« Hier is geen schande, » zei hij. « We hebben allemaal verhalen. »
Zijn naam was Marvin. Ooit monteur. Zijn rug begaf het, de rekeningen stapelden zich op, het leven raakte in de war.
Hij vertelde me dat een groep hem had geholpen: een motorclub genaamd The Guardians.
Ik dacht dat hij een grapje maakte.
De bewakers verschijnen
Spoel door naar de stoep voor de apotheek. Mijn veters gingen los. Mijn lichaam was moe. En een vreemdeling in een leren vest knielde om me te helpen.
Toen hij klaar was, bood hij me een lift aan. « We gaan ergens bijzonders heen. »

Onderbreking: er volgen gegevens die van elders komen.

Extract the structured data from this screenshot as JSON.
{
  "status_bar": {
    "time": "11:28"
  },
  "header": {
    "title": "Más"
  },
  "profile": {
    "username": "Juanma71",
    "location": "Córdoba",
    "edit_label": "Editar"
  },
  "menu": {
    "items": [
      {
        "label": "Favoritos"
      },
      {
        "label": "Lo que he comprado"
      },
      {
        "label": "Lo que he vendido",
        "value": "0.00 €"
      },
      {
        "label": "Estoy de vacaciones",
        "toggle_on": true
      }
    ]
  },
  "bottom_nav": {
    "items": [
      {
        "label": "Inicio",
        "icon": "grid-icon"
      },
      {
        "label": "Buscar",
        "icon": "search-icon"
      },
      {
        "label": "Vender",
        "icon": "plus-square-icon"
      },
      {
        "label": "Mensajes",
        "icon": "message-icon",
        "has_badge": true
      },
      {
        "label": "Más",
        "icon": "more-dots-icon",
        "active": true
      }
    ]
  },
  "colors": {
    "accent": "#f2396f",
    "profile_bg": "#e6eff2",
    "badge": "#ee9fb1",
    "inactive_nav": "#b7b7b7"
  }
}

Ik aarzelde, maar hij grinnikte. « Maak je geen zorgen. We hebben een zijspan. »
En dus klom ik erin, met mijn helm op. De wind streelde mijn wangen en ik lachte – echt lachte – voor het eerst in jaren.
We stopten bij een restaurant waar nog een dozijn vesten stonden te wachten, met glimmende patches: The Guardians. Ze begroetten me als familie en schoven de menu’s voor me neer alsof ik een koning was.
Ik bestelde een cheeseburger en aardbeienmilkshake. Het was niet zomaar eten. Het was warmte.